Delight in Rock from China’s Northeast

Eric stayed. He lived in the 798 Art Zone and frequented live music houses in the houhai bar area. In the course of seven years, his music business has gradually expanded. Eric helps bring western musicians to China. Jessica Steward, earlier mentioned, is a vocalist he has worked with for two years. He released her last two albums in China.

He has also promoted his favorite Chinese bands, among them Secondhand Roses, Hedgehog, NAMO band, and Gemini, and helped them go global. In 2015, Eric brought some of them to play at the Paleo music festival in Switzerland, and also organized Gemini’s performance in Korea.

Among all the indie bands he has worked with and his Chinese friends, most of them northerners, Eric finds he has most in common with people from Dongbei, China’s three northeastern provinces of Liaoning, Jilin, and Heilongjiang. The band Secondhand Rose is a prime example. Eric is a close friend of the lead singer’s. His co-worker, a designer who organizes fashion shows of Chinese-style clothes on the street of NYC, is also a young woman from the city of Shenyang in Liaoning.

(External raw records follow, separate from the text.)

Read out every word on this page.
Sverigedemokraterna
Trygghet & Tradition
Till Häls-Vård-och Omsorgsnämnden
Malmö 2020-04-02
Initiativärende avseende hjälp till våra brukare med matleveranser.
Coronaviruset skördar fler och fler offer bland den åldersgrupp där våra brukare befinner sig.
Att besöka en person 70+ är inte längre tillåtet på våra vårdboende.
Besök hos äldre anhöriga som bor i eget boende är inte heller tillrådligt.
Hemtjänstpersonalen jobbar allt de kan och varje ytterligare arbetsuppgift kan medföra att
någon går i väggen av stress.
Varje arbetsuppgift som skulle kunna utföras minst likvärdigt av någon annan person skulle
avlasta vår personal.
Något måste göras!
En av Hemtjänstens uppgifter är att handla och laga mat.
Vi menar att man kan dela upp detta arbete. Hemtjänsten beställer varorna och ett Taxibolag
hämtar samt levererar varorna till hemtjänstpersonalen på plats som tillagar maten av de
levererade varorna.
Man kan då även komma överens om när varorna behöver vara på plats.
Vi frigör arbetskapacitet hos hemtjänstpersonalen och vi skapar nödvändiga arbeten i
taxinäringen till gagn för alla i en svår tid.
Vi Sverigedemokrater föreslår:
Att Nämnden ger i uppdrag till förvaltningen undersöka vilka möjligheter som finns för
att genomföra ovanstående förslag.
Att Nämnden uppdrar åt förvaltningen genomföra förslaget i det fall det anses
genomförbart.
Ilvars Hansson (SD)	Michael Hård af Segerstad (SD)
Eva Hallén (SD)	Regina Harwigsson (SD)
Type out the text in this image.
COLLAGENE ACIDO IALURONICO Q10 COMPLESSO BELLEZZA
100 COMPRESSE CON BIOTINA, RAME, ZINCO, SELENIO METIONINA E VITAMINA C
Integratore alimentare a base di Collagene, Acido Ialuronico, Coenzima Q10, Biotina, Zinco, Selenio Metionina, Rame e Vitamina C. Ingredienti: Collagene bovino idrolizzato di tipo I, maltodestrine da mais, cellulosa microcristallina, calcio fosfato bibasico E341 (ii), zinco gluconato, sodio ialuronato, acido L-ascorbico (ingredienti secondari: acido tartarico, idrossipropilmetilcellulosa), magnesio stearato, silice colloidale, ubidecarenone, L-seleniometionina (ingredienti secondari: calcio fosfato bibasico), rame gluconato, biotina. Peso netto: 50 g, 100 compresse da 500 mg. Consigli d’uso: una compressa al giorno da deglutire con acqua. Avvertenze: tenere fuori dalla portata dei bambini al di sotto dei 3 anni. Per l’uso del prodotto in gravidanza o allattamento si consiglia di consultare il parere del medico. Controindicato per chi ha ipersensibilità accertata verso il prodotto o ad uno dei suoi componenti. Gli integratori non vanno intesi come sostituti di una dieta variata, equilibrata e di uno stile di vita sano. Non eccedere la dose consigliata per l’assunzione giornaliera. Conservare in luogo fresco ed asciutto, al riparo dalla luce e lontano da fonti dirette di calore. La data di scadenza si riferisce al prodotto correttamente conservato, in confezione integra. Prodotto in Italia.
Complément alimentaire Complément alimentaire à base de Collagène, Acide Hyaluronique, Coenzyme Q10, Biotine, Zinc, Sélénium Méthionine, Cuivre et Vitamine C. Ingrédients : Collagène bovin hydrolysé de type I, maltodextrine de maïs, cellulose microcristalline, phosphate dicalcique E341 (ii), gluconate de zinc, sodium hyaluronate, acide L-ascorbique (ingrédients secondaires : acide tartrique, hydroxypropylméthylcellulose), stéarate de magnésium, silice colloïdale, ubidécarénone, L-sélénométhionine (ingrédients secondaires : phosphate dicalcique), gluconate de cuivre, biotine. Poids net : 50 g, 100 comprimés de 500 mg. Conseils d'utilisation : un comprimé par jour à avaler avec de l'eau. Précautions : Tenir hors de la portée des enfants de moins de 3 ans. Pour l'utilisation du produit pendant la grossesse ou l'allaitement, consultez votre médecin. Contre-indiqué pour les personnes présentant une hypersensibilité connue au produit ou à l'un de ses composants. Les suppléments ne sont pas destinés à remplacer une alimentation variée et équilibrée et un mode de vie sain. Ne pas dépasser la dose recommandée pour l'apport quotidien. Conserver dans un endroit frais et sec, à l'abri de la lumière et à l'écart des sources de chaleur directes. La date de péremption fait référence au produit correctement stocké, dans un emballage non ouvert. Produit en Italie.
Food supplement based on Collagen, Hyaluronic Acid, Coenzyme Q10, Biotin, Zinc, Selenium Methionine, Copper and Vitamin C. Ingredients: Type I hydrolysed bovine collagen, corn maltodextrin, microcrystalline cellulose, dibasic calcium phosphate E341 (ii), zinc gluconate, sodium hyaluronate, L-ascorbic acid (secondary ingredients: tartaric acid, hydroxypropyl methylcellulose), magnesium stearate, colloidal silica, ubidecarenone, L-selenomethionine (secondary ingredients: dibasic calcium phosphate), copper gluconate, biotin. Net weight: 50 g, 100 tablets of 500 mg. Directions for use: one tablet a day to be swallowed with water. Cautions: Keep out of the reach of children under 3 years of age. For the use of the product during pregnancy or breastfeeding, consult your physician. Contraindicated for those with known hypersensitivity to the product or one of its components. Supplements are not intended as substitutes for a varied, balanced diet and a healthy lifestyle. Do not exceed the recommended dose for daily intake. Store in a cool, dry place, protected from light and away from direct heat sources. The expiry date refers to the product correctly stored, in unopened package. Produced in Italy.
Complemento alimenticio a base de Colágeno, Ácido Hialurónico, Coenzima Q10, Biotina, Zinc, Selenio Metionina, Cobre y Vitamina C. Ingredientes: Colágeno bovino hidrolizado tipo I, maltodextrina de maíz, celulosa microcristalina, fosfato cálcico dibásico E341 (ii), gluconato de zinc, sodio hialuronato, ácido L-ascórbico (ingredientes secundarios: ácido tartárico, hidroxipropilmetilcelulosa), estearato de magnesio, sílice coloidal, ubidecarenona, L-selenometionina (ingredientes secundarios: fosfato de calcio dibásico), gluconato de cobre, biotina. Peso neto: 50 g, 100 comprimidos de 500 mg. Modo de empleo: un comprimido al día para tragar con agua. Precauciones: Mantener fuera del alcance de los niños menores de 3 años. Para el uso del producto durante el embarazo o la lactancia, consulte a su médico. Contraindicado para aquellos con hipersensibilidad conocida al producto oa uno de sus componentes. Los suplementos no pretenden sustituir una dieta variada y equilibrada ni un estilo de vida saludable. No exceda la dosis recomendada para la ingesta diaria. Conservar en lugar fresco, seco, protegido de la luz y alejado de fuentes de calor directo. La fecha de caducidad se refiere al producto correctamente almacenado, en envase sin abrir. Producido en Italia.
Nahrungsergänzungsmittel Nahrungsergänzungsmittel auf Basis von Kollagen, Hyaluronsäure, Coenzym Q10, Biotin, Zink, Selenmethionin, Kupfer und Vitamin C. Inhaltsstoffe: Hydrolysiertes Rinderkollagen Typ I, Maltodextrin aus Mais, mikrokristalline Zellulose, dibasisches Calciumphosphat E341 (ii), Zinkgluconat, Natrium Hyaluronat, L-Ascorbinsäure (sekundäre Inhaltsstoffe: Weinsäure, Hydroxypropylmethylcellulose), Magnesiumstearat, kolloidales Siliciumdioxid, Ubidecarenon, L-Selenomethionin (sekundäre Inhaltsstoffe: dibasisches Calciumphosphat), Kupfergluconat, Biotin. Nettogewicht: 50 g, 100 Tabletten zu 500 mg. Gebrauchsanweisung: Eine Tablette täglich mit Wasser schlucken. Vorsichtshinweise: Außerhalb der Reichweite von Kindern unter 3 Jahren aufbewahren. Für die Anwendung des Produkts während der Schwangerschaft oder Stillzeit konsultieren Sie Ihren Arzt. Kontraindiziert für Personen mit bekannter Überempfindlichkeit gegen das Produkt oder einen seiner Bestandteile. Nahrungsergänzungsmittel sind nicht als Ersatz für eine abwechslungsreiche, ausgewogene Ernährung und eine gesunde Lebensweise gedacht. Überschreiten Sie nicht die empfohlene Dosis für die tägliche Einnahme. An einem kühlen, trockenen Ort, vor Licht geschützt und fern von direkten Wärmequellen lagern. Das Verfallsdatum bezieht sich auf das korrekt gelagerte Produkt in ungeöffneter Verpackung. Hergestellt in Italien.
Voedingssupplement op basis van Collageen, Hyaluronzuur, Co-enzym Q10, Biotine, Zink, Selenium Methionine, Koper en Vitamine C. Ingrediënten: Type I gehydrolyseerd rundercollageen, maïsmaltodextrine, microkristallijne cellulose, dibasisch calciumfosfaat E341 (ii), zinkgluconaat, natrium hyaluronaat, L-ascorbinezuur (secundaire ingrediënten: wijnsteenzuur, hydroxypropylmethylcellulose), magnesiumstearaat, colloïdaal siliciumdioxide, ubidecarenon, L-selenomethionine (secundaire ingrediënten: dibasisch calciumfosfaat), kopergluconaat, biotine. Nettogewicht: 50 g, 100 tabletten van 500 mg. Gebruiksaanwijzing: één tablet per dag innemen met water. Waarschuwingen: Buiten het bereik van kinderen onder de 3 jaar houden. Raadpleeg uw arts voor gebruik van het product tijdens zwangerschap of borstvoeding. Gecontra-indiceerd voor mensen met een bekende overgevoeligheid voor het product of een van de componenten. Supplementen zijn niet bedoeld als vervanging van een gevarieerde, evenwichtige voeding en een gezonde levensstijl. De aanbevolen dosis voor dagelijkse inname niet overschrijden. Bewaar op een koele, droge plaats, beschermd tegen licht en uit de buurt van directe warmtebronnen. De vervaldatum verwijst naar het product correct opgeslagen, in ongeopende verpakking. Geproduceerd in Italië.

“They are hospitable and outgoing. The girl from Dongbei I work with is even more independent than she is beautiful. The way the people there speak reminds me a little of Brooklynese, the dialect of my home district in New York. I want to speak Chinese with a Beijing or Dongbei accent,” Eric declared.

While on the subject, we spoke of the regrettable decline of China’s Northeast, a former hive of heavy industry. “We can only hope they can make a transition. But it takes time. The same goes for the Rust Belt of America, where manufacturing was once the pillar industry. People from places in Middle America, such as Michigan, are nostalgic about the good old days. This is the downside to the modern globalization trend. Progress is always hard, and so is change.”

In 2015, with Eric’s help, the Dongbei rock band Secondhand Rose went to perform at Paleo, a grand music festival in Switzerland. East and West collided head-on when the band members, dressed in Dongbei-style clothes, sang in Chinese to exuberant English- and French-speaking audiences.

To Eric, China’s yaogun (rock ’n roll) differs from western rock music. “It has so many influences from Michael Jackson and other western pop singers… but it’s not just about taking a guitar and doing what is done in the West. It’s reinventing rock with Chinese characteristics. Young and middle-aged performers sing about love, their dreams, and their opinions. The music itself bridges audiences of different cultures.”

For Eric, the contemporary Chinese yaogun inherits the spirit of the first-generation rockers of the 1980s, epitomized by so-called godfather of Chinese rock Cui Jian, and at the same time boldly incorporates folk, heavy metal, punk, Shaanxi Opera, and even the song and dance duets of Northeast China, fusing the best of everything, in a way that could be compared with Beijing Opera.

Eric has been to Shenyang, capital of northeast province of Liaoning, where temperatures often fall below -15 degrees centigrade in winter, and dined there with local friends and their families. He feels at great ease with the outgoing elderly residents of the city. As winter grows colder, the city reminds him more and more of where he grew up.

In January 2016, he promoted the event, “Serve the people, serve the rock” to celebrate 30 years of China’s yaogun. It was held at the China Institute in NY. Eric held an exhibition there of everything he had collected about Chinese rock – CDs, posters, and books – at festivals and concerts. The exhibition gave a glimpse of China in the 1980s, from a rocker’s perspective, and attracted around 200 people.

“I had one friend who came and said to me, ‘I’ve been in America for five years and have been trying to find Chinese events. This is the first time I feel like I’m back in Beijing.’” Eric said that was the biggest compliment he could ever have hoped for.